If $T^{ab}$ is an antisymmetric tensor, prove:
$$T^{ab}_{;b} = \frac{1}{\sqrt{g}}\partial_b(\sqrt{g}T^{ab}).$$
In this example, $g=|\text{det}g_{ab}|$. I already proved in a previous example that $\Gamma_{ab}^b = \partial_a\text{ln}\sqrt{g} = \frac{1}{\sqrt{g}}\partial_a\sqrt{g}$.
Attempt:
The covariant derivative can be expanded to
$$T^{ab}_{;b} = \partial_bT^{ab} + \Gamma_{bd}^aT^{bd} + \Gamma^{b}_{bd}T^{ad}. (1)$$
$\Gamma^{b}_{bd} = \Gamma^{b}_{db}$ can be written using the identity above, as
$$\Gamma^{b}_{bd} = \frac{1}{\sqrt{g}}\partial_b\sqrt{g}. (2)$$
Substituting this back into (1) and pulling out $1/\sqrt{g}$.

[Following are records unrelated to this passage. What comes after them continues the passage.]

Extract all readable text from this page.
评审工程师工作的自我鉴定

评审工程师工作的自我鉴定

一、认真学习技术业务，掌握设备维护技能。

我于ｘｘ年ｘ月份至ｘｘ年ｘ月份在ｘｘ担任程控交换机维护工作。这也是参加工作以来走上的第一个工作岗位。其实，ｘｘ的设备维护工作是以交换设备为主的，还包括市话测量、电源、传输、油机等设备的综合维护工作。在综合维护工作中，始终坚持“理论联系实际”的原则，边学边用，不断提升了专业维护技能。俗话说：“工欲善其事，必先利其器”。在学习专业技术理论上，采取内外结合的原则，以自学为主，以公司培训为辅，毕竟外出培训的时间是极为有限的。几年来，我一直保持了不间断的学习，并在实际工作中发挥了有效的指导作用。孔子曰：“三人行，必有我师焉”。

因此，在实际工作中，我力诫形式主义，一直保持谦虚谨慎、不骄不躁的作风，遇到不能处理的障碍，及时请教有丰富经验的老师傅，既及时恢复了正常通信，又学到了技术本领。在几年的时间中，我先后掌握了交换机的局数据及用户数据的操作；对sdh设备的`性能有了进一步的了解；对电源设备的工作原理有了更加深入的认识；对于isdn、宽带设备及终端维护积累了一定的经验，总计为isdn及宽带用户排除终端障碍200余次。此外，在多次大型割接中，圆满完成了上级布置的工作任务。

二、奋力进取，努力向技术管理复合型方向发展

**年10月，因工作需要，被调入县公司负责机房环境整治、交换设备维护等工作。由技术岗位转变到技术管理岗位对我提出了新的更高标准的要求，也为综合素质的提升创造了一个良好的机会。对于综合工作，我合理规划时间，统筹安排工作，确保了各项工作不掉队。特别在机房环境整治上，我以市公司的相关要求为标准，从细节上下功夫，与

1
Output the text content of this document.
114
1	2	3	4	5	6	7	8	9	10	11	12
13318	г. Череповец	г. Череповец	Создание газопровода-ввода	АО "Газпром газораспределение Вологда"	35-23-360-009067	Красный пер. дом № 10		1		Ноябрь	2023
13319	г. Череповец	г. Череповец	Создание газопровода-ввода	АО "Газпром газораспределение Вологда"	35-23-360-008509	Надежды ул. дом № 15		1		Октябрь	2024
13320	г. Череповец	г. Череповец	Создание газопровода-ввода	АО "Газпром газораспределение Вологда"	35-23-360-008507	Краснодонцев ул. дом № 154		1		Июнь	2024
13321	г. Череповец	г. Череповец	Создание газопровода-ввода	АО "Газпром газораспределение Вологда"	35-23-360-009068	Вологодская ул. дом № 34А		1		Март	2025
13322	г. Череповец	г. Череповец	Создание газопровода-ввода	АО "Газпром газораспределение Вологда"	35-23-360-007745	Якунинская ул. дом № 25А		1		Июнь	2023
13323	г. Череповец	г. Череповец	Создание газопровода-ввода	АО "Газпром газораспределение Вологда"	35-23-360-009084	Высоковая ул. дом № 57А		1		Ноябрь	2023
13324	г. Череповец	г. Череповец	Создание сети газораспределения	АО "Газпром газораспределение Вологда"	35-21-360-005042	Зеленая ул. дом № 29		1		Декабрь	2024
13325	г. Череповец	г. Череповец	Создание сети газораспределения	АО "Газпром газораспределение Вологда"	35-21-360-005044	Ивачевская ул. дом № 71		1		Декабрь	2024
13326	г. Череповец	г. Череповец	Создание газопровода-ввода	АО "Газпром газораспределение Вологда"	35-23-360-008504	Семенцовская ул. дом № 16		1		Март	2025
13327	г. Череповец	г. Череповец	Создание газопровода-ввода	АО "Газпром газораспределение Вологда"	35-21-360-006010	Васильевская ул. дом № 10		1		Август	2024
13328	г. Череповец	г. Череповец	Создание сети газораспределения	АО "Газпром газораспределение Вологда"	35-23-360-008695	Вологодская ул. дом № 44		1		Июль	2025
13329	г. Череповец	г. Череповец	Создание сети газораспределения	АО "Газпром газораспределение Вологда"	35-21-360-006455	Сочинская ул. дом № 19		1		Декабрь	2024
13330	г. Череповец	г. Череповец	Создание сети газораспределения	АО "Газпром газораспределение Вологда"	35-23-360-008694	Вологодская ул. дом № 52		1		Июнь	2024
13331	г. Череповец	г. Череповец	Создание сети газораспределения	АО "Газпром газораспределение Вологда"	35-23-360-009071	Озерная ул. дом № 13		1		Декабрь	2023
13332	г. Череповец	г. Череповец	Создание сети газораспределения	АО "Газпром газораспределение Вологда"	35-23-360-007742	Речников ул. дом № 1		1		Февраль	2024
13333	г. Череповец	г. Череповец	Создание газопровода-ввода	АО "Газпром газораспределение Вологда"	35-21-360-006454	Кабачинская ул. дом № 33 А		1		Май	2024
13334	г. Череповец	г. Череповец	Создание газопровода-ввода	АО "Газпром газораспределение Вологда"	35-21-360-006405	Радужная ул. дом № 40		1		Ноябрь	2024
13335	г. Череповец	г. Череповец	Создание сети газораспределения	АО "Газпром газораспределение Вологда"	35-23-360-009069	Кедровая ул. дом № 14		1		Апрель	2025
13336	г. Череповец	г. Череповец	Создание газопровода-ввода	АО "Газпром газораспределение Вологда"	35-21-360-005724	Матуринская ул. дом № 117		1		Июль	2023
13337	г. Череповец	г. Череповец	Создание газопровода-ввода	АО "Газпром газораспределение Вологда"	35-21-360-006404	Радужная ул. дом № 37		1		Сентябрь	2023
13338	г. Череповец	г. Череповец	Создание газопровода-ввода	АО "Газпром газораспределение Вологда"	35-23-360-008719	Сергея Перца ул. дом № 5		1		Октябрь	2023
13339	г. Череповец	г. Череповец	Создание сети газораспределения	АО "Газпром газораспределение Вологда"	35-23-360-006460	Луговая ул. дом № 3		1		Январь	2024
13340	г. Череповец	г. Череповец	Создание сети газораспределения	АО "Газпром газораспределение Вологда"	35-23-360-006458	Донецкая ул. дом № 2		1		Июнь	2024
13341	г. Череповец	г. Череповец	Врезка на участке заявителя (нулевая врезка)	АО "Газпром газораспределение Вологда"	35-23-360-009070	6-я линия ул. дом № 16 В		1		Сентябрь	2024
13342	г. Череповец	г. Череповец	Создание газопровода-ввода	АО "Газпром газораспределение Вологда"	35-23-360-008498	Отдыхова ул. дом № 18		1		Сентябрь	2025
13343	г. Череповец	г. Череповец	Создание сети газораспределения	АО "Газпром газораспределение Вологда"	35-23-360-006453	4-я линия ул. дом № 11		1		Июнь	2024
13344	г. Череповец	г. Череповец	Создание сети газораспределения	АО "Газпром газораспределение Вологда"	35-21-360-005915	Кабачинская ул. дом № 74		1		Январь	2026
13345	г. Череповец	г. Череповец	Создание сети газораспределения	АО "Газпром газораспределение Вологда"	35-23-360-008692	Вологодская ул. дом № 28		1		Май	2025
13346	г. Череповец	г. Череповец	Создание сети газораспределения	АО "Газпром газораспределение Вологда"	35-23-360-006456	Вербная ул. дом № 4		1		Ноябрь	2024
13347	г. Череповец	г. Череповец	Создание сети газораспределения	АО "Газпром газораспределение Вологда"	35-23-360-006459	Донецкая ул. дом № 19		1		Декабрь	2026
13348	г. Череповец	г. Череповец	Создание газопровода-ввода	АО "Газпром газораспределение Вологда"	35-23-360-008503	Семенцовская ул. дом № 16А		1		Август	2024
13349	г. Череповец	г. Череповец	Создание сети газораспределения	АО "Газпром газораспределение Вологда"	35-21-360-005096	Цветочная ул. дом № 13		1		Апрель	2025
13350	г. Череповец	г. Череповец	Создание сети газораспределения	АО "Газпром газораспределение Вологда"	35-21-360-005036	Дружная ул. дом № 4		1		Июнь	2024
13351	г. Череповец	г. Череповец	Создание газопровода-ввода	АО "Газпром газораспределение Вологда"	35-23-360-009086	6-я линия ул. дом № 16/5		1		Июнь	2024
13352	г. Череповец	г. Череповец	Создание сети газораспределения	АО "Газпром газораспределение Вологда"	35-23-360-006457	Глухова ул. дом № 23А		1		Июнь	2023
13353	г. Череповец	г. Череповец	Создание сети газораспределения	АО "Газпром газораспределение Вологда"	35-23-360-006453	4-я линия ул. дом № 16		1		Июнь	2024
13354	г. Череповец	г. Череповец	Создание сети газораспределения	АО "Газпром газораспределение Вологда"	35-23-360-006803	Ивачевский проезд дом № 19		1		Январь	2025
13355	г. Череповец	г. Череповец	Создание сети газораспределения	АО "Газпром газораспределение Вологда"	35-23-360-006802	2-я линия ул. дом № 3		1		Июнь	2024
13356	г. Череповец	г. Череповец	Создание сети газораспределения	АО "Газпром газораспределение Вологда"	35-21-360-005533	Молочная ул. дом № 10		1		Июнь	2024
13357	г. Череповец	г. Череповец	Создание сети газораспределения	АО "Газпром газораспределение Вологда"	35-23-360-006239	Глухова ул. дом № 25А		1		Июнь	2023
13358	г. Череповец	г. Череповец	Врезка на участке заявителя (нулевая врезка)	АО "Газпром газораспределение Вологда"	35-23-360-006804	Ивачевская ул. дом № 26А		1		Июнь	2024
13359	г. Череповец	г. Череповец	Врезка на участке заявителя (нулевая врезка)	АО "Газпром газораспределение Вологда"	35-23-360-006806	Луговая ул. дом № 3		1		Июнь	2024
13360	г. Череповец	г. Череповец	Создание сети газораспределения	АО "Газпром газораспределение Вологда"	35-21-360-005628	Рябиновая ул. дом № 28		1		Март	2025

$$T^{ab}_{;b} = \frac{1}{\sqrt{g}}(\sqrt{g}\partial_bT^{ab} + \sqrt{g}\Gamma_{bd}^aT^{bd} + \partial_b\sqrt{g}T^{ad}). (3)$$
I then group the first and third terms.
$$T^{ab}_{;b} = \frac{1}{\sqrt{g}}\left[\partial_b(\sqrt{g}T^{ab}) + \sqrt{g}\Gamma_{bd}^aT^{bd}\right]. (4)$$
This is not right obviously. I'm not sure how to use the antisymmetric properties to arrive at the answer. I was able to prove some similar identity by taking the covariant derivative of a (1,0) tensor, so I tried the same thing here with this tensor. I'm new to tensor algebra/calculus so I'm not confident in my process.
Best Answer
Slight correction: since $\Gamma_{bd}^b=\frac{1}{\sqrt{|g|}}\partial_\color{red}{d}\sqrt{|g|}$,$$T_{;b}^{ab}=\partial_\color{blue}{d}T^{a\color{blue}{d}}+\color{limegreen}{\Gamma_{bd}^aT^{bd}}+\Gamma_{bd}^dT^{ad}=\frac{1}{\sqrt{|g|}}\partial_d\left(\sqrt{|g|}T^{ad}\right),$$where the blue indices have been renamed from $b$ to $d$ to make a subsequent use of the Leibniz rule easier to notice. The green term vanishes for the reason @BenceRacskó noticed, namely contracting a $bd$-symmetric Christoffel symbol with the antisymmetric tensor. For example, $\Gamma_{bd}^aT^{bd}$ includes both $\Gamma_{12}^0T^{12}$ and $\Gamma_{21}^0T^{21}=\Gamma_{12}^0\cdot-T^{12}=-\Gamma_{12}^0T^{12}$, but these sum to $0$.